One thing I now wonder about is what I would do if I could design a dream lineup for a Data Services team, assuming that I had 4 or 5 staff lines at my disposal to hire from scratch. What would the ideal configuration look like? My thoughts are primarily about an academic library setting similar to my own, but this would be an interesting exercise in other settings too.
Is it hierarchical (a head with subordinates)? A team of equals? Are responsibilities cleanly divided or shared?
Some technical skills that are required: statistical, mathematical and engineering software (R/SAS/SPSS/Matlab/Mathematica, etc. etc.), GIS, Qualitiative Analysis, Data Visualization. Scripting languages (Python, Java), Database skills. How are these divided among positions?
We also need a knowledge of public data sources, outreach and instruction skills in person and via electronic media.
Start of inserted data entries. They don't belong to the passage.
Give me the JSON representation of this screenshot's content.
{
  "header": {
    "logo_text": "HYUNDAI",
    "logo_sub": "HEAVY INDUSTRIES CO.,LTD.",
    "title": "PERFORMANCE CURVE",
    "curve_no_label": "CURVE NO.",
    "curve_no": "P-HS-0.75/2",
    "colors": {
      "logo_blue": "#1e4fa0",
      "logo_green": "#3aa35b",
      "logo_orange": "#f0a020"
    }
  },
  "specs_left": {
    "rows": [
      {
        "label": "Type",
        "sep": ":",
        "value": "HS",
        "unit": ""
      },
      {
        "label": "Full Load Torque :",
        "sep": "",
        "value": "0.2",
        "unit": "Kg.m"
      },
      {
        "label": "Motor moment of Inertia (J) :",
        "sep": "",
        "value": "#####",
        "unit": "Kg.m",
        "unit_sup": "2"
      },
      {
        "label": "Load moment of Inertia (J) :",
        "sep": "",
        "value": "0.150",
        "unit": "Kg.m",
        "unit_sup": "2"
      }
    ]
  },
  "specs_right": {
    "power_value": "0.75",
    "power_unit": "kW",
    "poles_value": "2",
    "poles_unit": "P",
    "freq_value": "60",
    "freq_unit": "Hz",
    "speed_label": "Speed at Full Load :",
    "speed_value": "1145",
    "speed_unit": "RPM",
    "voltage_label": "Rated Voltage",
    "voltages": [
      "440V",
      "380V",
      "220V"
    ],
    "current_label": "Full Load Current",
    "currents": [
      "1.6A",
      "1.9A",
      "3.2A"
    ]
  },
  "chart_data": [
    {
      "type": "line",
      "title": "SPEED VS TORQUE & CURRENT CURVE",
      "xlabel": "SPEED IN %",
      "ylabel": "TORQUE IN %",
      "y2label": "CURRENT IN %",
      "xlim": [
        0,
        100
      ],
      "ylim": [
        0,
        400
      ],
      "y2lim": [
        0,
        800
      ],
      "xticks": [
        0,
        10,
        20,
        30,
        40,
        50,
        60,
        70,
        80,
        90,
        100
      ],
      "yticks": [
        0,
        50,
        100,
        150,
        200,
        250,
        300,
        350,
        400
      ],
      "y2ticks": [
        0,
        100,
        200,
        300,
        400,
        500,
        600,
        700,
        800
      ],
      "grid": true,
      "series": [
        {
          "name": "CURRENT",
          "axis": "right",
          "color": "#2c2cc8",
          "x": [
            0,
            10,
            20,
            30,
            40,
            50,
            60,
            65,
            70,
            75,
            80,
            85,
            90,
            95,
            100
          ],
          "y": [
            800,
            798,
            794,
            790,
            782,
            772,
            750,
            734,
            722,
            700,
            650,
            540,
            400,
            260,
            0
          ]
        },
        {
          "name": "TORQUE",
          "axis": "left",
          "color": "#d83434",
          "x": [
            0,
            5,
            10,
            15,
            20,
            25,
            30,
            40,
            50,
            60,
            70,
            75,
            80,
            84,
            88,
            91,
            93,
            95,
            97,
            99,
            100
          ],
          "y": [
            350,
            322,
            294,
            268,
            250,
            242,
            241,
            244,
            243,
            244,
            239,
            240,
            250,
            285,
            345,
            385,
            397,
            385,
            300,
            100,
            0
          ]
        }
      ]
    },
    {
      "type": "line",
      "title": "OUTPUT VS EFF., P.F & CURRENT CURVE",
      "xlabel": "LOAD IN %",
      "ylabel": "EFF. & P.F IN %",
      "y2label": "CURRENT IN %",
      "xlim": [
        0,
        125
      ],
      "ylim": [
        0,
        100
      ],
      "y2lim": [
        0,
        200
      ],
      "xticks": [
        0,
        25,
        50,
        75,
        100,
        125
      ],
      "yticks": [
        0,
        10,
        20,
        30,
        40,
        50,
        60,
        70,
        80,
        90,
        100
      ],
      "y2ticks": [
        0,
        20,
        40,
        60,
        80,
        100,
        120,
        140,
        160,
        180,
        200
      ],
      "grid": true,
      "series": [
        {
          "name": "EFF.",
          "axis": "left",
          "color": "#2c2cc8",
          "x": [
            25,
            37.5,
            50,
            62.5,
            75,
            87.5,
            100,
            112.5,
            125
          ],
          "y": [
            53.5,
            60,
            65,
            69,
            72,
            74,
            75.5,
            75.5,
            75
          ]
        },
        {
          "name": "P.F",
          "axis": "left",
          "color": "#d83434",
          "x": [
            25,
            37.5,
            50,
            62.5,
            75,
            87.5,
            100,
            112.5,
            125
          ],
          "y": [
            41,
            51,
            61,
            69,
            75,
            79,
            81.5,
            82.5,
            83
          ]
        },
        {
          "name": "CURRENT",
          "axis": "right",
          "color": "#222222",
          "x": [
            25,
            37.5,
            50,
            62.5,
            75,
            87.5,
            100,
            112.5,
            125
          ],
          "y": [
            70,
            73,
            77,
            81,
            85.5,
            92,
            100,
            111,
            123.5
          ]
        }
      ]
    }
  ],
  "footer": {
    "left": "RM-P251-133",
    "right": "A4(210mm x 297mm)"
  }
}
Research data management also requires one-on-one people skills to negotiate data acquisition and provide advice across many disciplines. Is it better to split these along functional lines (RDM specialist vs. Public Services Data Librarian) or along subject lines (e.g., a science data librarian and a social sciences data librarian handle both instruction and individual RDM work in their respective disciplines)? Does digital humanities fit in here, or is it a separate issue?
So here’s the thought exercise: List the five members of your dream data team…